I didn’t train formally until I turned up at university so I had a lot of catching up to do, which means it was pretty extraordinary to join the BBC Singers as a fully fledged professional not quite 6 years later. There have been too many highlights since to list them all, but a seriously memorable one was singing the title role in Benjamin Britten’s Noye’s Fludde alongside my teenage singing hero, Michael Crawford, as the voice of God.


What advice would you give to young singers hoping to pursue a professional choral career?

Find a good teacher. Work on your sight-reading. 


Your bathrobe recitals became a bit of a classical music internet sensation over lockdown. What inspired them, and more crucially, what is the significance of the bathrobe!?

The bathrobe was not really significant at all, more a result of my absentmindedly posting a video first thing in the morning without having dressed. I think people found it amusing and endearing, but I think it’s also good to see classical music happening without the usual formality. It makes it more human - more accessible.


We discovered your crowdfunding campaign to bring your dream of recording Schubert's Die schöne Müllerin to life while it was still fairly early on, and watched excitedly as support grew and grew. What gave you the idea to crowdfund your first CD?

People kept asking why I hadn’t recorded a CD and suggesting crowdfunding. I was reluctant because I wasn’t convinced it would work. I don’t think people realise just how much it costs to produce a CD and how difficult it is to even break even with sales. I’m incredibly grateful to everyone who helped make it happen - including Expressive Audio of course - and to Convivium Records for their help, support and encouragement. 


What was the process of recording a CD like, and when will the general public be able to get their hands on it? 
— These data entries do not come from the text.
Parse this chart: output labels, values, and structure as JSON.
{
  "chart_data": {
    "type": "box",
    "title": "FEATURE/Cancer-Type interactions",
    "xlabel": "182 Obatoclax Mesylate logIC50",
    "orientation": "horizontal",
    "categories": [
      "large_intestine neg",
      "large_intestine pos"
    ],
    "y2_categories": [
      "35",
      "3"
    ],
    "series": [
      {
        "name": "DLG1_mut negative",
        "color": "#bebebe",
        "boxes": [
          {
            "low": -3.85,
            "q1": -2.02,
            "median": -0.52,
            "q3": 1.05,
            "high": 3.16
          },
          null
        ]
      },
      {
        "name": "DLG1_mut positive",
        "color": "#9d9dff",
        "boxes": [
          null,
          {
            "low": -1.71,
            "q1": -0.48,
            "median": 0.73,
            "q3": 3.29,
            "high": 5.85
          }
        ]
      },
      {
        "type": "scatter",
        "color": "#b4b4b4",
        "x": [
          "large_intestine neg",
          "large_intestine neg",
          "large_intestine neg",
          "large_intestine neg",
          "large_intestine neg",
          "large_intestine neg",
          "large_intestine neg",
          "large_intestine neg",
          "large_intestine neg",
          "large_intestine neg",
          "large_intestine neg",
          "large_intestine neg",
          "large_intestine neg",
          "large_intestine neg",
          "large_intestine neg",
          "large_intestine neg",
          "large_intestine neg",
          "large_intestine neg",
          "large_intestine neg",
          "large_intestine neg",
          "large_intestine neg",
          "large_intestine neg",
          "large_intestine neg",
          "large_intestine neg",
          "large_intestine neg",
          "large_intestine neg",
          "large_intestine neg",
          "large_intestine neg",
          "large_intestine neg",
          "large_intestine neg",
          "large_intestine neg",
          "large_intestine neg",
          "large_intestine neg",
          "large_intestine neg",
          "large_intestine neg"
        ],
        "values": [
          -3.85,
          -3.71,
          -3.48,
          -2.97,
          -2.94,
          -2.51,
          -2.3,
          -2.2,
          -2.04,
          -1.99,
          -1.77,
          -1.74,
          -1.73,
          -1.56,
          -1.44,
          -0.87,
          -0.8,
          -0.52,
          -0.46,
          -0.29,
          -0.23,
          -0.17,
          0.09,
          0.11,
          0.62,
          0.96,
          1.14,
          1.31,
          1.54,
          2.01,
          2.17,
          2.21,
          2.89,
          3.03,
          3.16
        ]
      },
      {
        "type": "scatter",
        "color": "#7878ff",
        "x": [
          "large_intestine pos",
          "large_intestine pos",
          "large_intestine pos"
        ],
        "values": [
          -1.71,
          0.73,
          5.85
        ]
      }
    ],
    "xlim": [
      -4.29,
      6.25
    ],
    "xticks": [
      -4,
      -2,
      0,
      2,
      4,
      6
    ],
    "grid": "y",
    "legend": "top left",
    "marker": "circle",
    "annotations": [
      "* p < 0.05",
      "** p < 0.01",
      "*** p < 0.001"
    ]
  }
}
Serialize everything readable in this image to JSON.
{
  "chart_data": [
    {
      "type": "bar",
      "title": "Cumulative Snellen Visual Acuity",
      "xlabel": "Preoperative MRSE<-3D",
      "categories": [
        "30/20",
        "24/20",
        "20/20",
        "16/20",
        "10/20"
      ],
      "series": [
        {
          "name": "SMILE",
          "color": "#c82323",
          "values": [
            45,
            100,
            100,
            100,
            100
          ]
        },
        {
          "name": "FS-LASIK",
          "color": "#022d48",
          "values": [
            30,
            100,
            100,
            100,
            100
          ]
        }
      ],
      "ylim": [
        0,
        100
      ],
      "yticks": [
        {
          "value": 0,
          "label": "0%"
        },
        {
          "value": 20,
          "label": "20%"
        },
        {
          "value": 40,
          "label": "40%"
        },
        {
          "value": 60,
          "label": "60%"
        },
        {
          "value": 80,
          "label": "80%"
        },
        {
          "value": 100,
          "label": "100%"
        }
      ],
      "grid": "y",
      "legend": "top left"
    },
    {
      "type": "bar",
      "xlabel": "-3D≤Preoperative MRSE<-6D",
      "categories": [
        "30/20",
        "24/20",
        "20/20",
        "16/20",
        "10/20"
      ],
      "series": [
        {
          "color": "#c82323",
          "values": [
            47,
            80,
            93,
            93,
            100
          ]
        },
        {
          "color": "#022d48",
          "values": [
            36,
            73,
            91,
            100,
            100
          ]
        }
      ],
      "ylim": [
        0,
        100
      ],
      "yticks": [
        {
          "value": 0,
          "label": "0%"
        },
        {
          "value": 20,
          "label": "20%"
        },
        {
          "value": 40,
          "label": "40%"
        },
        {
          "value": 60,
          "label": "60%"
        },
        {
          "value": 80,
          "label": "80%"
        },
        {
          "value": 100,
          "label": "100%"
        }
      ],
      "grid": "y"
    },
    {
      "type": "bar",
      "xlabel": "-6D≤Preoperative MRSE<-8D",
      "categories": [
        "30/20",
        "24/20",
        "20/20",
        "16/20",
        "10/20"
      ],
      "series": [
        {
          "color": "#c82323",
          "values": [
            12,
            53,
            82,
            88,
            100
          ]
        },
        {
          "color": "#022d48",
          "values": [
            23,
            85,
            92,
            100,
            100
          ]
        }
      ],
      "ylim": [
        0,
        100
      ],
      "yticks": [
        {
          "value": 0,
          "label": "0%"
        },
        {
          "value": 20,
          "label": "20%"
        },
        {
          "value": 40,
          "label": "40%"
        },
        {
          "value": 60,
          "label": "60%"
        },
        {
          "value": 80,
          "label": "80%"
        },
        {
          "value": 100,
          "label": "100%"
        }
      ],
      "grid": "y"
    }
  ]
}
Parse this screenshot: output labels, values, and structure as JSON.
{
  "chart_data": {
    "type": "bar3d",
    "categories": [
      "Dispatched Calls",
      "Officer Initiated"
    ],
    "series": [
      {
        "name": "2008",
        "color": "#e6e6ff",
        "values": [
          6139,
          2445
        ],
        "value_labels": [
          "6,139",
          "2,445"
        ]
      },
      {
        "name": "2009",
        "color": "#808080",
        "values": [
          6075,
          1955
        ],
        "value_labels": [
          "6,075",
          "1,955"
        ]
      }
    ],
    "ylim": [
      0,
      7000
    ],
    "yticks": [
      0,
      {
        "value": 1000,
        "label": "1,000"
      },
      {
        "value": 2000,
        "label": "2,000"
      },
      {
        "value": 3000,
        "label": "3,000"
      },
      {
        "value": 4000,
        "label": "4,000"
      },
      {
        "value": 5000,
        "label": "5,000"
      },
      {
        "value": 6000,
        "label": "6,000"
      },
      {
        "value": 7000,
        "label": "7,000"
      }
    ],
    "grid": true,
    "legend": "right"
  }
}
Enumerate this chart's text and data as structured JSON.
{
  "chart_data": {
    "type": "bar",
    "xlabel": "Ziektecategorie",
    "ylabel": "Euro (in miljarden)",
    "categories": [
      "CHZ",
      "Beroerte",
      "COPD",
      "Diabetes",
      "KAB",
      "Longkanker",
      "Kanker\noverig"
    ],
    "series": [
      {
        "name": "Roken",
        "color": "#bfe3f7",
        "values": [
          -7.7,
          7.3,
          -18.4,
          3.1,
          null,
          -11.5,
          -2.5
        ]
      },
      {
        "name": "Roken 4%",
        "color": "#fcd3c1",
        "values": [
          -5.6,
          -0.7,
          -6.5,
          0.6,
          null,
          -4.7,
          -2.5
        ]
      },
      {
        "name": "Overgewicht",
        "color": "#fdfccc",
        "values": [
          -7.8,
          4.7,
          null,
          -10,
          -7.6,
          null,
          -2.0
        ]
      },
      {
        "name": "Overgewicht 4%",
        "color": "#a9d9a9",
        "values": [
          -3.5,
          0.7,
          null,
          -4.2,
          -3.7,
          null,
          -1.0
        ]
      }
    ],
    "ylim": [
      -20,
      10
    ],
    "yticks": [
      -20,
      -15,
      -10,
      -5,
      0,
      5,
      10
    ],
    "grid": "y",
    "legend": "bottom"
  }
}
It’s an incredibly intense experience. A total immersion in the piece. I can’t imagine having been able to do it without already knowing the piece inside out. It was fantastic and I can’t wait to do it again. The disc will be released by Convivium on February 4th 2022. 


And finally, what is next for you in terms of future projects or recordings?

I’d love to record again but I’ve too many ideas and haven’t yet settled. Lots of my supporters are asking for English Song repertoire so I’m currently looking at wonderful things by Howells, Holst, Finzi and Vaughan Williams.

Thank you for taking the time to talk to us, Jamie, and we're excited to hear what becomes of your future projects!